Judge allows slimmed-down fraud case against UnitedHealth to move forward

A federal judge has ruled that the U.S. government’s remaining fraud case against UnitedHealth can move forward, despite dismissing some claims against the insurer.

The case in question is one of two whistleblower lawsuits joined by the Department of Justice, which accuse UnitedHealth of gaming the Medicare Advantage risk adjustment system to inflate its reimbursement from the government.

In October, a federal judge dismissed one of those cases, ruling that the DOJ failed to prove that the government would not have continued making payments to UnitedHealth had it been aware of the practices alleged in the lawsuit.
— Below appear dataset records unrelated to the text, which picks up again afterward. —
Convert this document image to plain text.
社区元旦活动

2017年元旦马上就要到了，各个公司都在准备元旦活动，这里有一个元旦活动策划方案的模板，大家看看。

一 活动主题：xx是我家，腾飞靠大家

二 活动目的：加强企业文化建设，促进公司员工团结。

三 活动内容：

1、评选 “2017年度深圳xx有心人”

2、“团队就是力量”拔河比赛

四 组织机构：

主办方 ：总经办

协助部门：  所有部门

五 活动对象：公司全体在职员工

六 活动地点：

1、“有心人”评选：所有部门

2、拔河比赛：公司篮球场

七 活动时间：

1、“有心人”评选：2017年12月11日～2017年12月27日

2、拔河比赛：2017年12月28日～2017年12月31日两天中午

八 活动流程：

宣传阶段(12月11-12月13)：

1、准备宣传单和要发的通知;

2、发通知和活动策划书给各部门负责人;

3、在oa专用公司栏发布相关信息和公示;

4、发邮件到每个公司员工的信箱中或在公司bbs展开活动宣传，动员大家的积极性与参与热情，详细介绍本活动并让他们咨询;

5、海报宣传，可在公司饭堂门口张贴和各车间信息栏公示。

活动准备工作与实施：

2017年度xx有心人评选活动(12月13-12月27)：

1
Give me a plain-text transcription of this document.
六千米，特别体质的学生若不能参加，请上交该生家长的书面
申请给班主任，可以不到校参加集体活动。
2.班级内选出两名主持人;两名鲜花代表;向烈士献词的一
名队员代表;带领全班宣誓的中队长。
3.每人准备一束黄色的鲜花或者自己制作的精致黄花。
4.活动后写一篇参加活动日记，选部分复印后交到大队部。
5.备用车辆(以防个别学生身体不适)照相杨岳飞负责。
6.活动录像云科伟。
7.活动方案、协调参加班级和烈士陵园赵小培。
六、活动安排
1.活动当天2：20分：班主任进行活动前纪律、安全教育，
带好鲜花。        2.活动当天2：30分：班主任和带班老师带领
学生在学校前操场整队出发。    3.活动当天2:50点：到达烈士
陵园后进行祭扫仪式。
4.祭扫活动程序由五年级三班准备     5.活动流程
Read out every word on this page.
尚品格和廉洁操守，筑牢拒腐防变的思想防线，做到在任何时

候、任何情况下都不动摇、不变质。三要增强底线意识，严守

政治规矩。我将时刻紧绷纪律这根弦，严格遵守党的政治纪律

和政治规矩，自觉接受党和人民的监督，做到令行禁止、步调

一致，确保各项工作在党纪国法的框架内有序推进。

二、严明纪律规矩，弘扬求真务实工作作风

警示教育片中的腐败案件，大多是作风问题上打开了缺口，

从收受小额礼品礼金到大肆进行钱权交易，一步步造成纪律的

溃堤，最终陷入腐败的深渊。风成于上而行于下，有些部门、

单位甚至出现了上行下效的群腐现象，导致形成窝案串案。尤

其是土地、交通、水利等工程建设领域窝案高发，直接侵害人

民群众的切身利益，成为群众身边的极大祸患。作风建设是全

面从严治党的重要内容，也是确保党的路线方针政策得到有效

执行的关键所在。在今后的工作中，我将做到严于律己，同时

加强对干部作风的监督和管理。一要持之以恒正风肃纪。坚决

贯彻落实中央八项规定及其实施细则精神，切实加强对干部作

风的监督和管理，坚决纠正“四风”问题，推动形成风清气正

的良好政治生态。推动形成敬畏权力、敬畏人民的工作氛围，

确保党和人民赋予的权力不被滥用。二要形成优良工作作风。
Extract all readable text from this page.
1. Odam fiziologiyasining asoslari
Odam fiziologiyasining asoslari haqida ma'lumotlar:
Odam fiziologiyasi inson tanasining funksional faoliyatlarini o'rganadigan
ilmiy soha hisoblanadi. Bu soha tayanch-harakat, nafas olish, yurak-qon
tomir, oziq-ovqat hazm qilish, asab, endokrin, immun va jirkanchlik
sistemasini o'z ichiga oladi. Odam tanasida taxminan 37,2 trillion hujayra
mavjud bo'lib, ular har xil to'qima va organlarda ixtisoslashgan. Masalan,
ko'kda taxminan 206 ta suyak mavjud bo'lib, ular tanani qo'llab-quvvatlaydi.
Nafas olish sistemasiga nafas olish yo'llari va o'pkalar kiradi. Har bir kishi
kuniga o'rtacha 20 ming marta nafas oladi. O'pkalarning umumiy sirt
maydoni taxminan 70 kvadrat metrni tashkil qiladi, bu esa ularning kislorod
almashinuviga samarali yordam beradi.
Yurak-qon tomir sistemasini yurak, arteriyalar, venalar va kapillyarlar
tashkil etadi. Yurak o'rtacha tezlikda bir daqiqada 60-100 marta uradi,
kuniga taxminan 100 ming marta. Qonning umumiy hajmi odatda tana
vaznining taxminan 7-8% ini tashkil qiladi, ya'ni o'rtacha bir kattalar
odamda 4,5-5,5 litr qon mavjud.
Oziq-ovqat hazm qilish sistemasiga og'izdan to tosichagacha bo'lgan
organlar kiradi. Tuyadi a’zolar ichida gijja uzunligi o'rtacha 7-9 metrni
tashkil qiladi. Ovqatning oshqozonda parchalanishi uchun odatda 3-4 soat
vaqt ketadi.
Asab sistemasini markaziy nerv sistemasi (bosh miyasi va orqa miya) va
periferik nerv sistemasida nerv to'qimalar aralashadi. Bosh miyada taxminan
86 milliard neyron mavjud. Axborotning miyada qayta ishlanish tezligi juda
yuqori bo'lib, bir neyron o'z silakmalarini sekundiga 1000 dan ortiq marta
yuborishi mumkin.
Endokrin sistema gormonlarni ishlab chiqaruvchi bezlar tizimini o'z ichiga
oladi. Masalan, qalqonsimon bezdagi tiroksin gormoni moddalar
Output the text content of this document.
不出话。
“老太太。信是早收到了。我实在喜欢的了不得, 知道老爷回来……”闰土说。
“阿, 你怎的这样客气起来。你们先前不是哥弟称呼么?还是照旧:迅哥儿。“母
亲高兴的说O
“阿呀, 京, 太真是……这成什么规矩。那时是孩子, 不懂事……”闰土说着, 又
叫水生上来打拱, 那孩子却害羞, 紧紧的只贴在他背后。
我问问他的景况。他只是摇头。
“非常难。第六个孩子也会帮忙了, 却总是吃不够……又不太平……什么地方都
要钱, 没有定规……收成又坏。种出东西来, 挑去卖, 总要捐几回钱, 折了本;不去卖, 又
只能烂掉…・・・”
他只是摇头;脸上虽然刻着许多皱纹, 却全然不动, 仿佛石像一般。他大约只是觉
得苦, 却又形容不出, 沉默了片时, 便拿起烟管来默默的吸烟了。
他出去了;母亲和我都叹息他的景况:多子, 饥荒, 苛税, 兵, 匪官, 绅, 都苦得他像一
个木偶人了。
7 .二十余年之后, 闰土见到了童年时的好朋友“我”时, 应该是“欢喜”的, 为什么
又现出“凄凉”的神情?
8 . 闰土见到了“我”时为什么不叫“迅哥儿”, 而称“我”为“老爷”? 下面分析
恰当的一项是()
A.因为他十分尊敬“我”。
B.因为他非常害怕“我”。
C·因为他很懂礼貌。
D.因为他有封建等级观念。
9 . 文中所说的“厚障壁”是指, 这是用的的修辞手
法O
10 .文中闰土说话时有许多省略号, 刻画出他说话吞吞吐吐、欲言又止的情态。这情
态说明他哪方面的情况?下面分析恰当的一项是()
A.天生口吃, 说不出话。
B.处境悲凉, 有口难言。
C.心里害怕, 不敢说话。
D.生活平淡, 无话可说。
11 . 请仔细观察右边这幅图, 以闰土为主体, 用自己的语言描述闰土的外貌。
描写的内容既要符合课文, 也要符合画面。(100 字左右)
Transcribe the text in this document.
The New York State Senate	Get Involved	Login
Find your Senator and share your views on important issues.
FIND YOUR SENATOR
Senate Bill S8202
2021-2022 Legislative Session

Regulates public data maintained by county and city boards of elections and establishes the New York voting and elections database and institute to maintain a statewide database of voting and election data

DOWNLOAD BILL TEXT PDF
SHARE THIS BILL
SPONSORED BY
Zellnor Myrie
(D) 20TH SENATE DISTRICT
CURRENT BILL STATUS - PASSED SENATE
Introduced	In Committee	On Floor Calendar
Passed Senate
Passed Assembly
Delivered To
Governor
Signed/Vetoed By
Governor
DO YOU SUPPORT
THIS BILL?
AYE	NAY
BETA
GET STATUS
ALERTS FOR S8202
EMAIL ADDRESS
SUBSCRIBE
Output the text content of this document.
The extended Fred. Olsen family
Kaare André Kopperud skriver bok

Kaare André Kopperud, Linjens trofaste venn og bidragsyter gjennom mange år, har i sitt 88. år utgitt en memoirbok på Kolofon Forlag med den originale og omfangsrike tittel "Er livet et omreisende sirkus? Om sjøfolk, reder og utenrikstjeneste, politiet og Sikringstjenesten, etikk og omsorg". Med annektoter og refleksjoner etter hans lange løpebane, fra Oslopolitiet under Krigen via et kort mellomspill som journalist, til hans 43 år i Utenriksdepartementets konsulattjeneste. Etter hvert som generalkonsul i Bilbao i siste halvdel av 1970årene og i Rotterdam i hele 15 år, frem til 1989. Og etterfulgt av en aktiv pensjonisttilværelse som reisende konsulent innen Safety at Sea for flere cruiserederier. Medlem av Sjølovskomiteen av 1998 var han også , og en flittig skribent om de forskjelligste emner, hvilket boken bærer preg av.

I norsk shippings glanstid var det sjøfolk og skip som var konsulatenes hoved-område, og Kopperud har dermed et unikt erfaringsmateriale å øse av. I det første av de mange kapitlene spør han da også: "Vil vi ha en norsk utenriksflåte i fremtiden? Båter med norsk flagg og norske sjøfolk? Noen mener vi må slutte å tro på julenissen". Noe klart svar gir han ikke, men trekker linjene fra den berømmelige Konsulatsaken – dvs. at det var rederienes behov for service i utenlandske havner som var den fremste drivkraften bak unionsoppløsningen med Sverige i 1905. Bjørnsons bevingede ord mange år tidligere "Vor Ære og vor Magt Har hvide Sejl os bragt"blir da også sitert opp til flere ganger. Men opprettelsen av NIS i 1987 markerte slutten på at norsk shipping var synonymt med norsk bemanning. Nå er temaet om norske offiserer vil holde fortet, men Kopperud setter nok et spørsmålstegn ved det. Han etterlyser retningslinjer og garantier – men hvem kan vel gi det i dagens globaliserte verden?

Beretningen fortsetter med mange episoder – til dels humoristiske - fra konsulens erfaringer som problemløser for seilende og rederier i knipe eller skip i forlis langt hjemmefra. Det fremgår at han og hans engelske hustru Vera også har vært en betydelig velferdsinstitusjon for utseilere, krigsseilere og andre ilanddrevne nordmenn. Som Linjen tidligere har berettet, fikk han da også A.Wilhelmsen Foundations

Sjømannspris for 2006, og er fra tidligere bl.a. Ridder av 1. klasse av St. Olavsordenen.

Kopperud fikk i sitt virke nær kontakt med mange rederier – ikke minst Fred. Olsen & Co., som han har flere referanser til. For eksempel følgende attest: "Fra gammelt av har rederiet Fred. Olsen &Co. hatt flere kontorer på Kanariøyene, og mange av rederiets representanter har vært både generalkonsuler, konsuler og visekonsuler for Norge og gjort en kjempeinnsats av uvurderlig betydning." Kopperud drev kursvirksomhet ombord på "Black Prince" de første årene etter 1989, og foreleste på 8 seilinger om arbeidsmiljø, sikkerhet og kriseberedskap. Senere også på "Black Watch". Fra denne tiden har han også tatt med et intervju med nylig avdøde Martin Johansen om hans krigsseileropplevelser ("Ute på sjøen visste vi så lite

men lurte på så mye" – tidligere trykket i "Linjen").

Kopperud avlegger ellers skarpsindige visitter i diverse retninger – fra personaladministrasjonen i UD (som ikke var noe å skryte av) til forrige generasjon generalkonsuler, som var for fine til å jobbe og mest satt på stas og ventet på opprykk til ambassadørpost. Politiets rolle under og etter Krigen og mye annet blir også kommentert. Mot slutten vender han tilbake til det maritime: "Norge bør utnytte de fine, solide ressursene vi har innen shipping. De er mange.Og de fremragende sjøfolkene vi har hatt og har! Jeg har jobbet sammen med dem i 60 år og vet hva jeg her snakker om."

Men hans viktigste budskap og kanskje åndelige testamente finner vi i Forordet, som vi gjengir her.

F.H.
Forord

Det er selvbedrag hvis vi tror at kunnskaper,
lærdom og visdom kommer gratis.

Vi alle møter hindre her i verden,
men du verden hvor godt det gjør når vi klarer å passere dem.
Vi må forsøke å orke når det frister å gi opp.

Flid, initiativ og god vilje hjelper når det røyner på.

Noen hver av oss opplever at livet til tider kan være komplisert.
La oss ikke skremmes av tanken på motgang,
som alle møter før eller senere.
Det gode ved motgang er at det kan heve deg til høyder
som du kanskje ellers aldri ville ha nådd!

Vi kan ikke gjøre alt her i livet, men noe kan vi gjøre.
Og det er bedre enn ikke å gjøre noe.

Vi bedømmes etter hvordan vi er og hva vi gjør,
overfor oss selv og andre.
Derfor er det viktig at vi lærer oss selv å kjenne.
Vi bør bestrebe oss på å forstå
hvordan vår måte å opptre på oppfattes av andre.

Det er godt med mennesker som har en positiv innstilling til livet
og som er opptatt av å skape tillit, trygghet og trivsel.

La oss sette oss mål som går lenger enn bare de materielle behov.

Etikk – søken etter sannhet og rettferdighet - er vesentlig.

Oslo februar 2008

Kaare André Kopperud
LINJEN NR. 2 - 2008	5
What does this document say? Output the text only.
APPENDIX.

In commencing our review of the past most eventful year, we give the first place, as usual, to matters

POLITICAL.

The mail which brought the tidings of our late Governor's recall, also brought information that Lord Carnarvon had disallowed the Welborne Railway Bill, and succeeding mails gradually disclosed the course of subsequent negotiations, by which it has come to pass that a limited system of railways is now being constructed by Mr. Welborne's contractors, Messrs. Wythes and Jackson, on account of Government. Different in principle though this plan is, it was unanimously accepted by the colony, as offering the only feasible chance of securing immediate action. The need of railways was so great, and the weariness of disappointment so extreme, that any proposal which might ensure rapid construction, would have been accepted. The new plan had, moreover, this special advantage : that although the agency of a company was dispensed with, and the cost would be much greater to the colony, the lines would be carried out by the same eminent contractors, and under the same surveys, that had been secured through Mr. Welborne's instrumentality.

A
Though the DOJ has since amended its other complaint against UnitedHealth, the insurer petitioned the court to dismiss that case as well.

RELATED: Whistleblower speaks out about Medicare Advantage fraud claims against UnitedHealth

In a ruling (PDF) this week on that motion, U.S. District Court Judge Michael Fitzgerald agreed to dismiss claims against UnitedHealth pertaining to risk adjustment payments made before 2009, and ordered the DOJ to amend other claims.

But he allowed other claims to survive, including those that allege the defendants failed to delete invalid diagnosis codes “despite information available to them.”

In a statement to FierceHealthcare, UnitedHealth spokesman Matthew Burns said the company rejects the government’s remaining claims “and will continue to aggressively contest them.”

The case was originally brought by whistleblower James Poehling, who once was the finance director for the insurer’s Medicare and Retirement division. The suit was unsealed in 2017 when the DOJ opted to join the case.

Poehling’s allegations centered on the claim that UnitedHealth conducted one-sided retrospective reviews of patients’ medical records in a scheme to report underpayments and ignore overpayments. The government uses insurer-reported data on patients' medical conditions at adjust its baseline payments to MA plans, with the goal of aligning compensation with members’ actuarial riskand dissuading insurers from cherry-picking healthy members.

Meanwhile, UnitedHealth is involved in a separate, ongoing lawsuit that alleged the government put an unfair burden on Medicare Advantage health plans with its requirements to report and return overpayments.